18. tak ingin usai

4.4K 372 50
                                    

Pada kenyataannya, sesuatu yang digenggam dengan erat akan berakhir hancur.

.

.

.

Jevan menatap pantulan dirinya dari balik cermin, memperhatikan wajah dan tubuh bagian atas yang tidak tertutupi sehelai benang pun. Rambutnya yang basah, Jevan sisir ke belakang menggunakan jarinya. Sial! Jevan baru saja memaksa Giana melakukan sesuatu yang tidak seharusnya dilakukan dalam kondisi marah, tapi Jevan tidak punya pilihan untuk menyudahi perdebatan mereka semalam.

Jevan menghela nafas berat, kembali mengingat obrolannya bersama Tio beberapa hari yang lalu saat Jevan mendatangi kantor Tio.

"Mas Tio pasti tau kedatangan gue disini untuk bahas hal lain selain bisnis."

"Intinya aja, gue males ngobrol sama orang goblok."

"Ini tentang gue sama Giana, yang nggak seharusnya mas ikut campur."

Tio tertawa sarkas. "Lo tau? Lo lagi ngomong sama kaka dari istri yang lo selingkuhi bangsat." maki Tio, menatap tajam manik legam Jevan.

"Gue tau! Gue serius, mas. Please, jangan terlibat dalam rumah tangga gue dan Giana, gue lagi berusaha menyelesaikan masalah ini." balas Jevan, masih terlihat tenang disana.

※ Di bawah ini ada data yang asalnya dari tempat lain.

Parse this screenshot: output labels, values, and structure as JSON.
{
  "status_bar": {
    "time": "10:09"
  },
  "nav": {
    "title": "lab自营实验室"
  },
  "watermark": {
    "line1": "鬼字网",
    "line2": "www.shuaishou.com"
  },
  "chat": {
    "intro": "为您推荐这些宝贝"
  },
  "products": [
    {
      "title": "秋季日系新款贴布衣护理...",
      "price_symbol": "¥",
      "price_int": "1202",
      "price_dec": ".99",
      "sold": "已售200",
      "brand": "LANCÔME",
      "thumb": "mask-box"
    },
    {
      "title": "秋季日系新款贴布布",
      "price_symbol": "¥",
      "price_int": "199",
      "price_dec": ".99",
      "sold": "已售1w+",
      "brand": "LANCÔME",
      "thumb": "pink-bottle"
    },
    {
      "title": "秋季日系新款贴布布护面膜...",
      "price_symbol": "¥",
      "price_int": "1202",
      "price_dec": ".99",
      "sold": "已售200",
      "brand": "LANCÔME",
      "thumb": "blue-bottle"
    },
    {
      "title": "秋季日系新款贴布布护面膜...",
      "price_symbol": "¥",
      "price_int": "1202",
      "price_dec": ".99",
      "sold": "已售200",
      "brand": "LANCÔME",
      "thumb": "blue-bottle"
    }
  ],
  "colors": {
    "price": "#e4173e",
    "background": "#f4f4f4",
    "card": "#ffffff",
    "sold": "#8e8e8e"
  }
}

Tio menegakkan tubuhnya. "Lo nggak bisa ngelarang gue, dalam seminggu ini lo nggak bisa tegas sama pernikahan lo, gue pastiin pernikahan lo selesai, keluarga tau perlakuan lo dan Giana menemukan orang yang tepat. Gue nggak bisa lihat adik gue bersanding dengan laki-laki brengsek kayak lo, Giana terlalu baik untuk jadi istri lo, Jevan." jelas Tio, benar-benar menunjukkan keseriusannya pada apa yang baru saja diutarakan.

"Bangsat!" maki Jevan, memukul dinding dengan kuat hingga menciptakan luka.

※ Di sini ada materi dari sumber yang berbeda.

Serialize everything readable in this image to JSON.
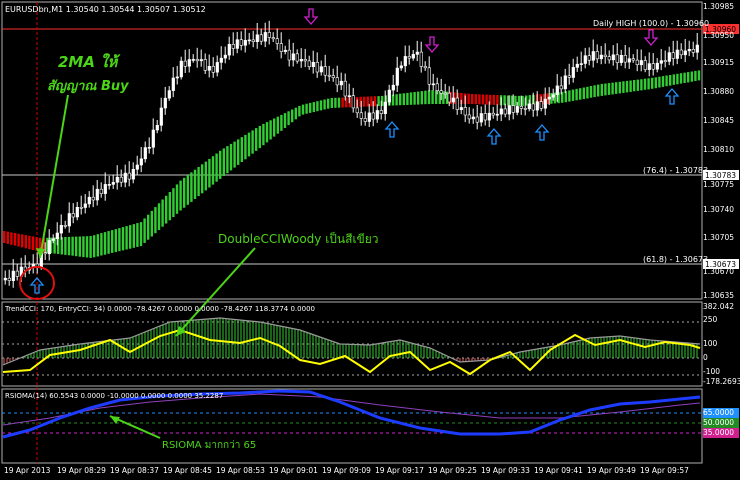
{
  "chart_header": {
    "symbol": "EURUSDbn,M1",
    "ohlc": "1.30540 1.30544 1.30507 1.30512"
  },
  "main_price_scale": [
    "1.30985",
    "1.30950",
    "1.30915",
    "1.30880",
    "1.30845",
    "1.30810",
    "1.30775",
    "1.30740",
    "1.30705",
    "1.30670",
    "1.30635"
  ],
  "level_labels": {
    "daily_high": "Daily HIGH (100.0) - 1.30960",
    "fib_764": "(76.4) - 1.30783",
    "fib_618": "(61.8) - 1.30673"
  },
  "price_boxes": {
    "high": "1.30960",
    "fib_764": "1.30783",
    "fib_618": "1.30673"
  },
  "cci_panel": {
    "header": "TrendCCI: 170, EntryCCI: 34)  0.0000  -78.4267  0.0000  0.0000  -78.4267  118.3774  0.0000",
    "scale": [
      "382.042",
      "250",
      "100",
      "0",
      "-100",
      "-178.2693"
    ]
  },
  "rsioma_panel": {
    "header": "RSIOMA(14) 60.5543  0.0000  -10.0000  0.0000  0.0000  35.2287",
    "scale": [
      "65.0000",
      "50.0000",
      "35.0000"
    ],
    "colors": {
      "level65": "#1e90ff",
      "level50": "#228b22",
      "level35": "#d02090"
    }
  },
  "time_axis": [
    "19 Apr 2013",
    "19 Apr 08:29",
    "19 Apr 08:37",
    "19 Apr 08:45",
    "19 Apr 08:53",
    "19 Apr 09:01",
    "19 Apr 09:09",
    "19 Apr 09:17",
    "19 Apr 09:25",
    "19 Apr 09:33",
    "19 Apr 09:41",
    "19 Apr 09:49",
    "19 Apr 09:57"
  ],
  "annotations": {
    "ma_title": "2MA ให้",
    "ma_subtitle": "สัญญาณ Buy",
    "cci_note": "DoubleCCIWoody เป็นสีเขียว",
    "rsioma_note": "RSIOMA มากกว่า 65"
  },
  "colors": {
    "background": "#000000",
    "bull_band": "#32cd32",
    "bear_band": "#e00000",
    "annotation_green": "#4cd417",
    "arrow_up": "#1e90ff",
    "arrow_down": "#d020d0",
    "cci_line": "#ffff00",
    "rsioma_line": "#1e3cff"
  }
}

Disisi lain, Giana terbangun sebab deringan ponsel Jevan yang terus mengganggu. Tangannya meraba sisi samping yang ternyata kosong, buru-buru Giana bangkit dan mengangkat panggilan, yang entah dari siapa.

"Kak Giana?" tanya seseorang di sebrang sana.

"Emm, . ." gumam Giana, langsung menjauhkan ponsel Jevan saat mendengar teriakan Narra.

"KAK GIANA YAAMPUN!" pekik Narra. "Lo nggak lupa 'kan siang nanti ada meeting sama kepala divisi? Kita mau bahas wajah baru untuk peluncuran produk kita. Ini udah jam sepuluh kak, lo tumben belum datang, please gue udah trauma waktu lo tiba-tiba mengajukan cuti dadakan." serbu Narra panjang lebar.

Pintu kamar mandi terbuka, Giana menoleh pada Jevan yang hanya terbalut handuk di pinggangnya. "Iya gue tau, selesai makan siang 'kan? Gue datang selesai makan siang, tolong urus berkas." balas Giana, melirik tubuhnya yang masih polos.

"Awas lo kalau telat, gue ngambek."

"Iya bawel." akhir Giana, meletakkan kembali ponsel Jevan, kemudian menatap Jevan yang sejak tadi juga sudah menatapnya.

"Sorry." ucap Jevan pertama kali.

Giana mendelik. "Basi!" balas Giana, menarik selimut menutupi tubuhnya.

"Kamarnya ke kunci, terus kunci cadangannya nggak ada." ucap Jevan, tersenyum mentereng yang bikin Giana ingin sekali memukul wajah Jevan. "Gue udah telfon Hema, tapi anaknya nggak angkat. Gue juga nggak tau, tumben banget." sambung Jevan, menjelaskan agar tidak mendapatkan amukan dari Giana.

"Terus kita disini terus gitu?" tanya Giana ketus.

Jevan berjalan ke lemari. Mengambil kaos untuk menutupi badannya. "Nggak sih! Gue udah suruh orang untuk kesini. Mending sekarang lo mandi, nggak lucu kalau nanti tiba-tiba pintu kebuka lo masih dalam keadaan begitu." saran Jevan, membuat Giana kembali memperhatikan penampilan dirinya.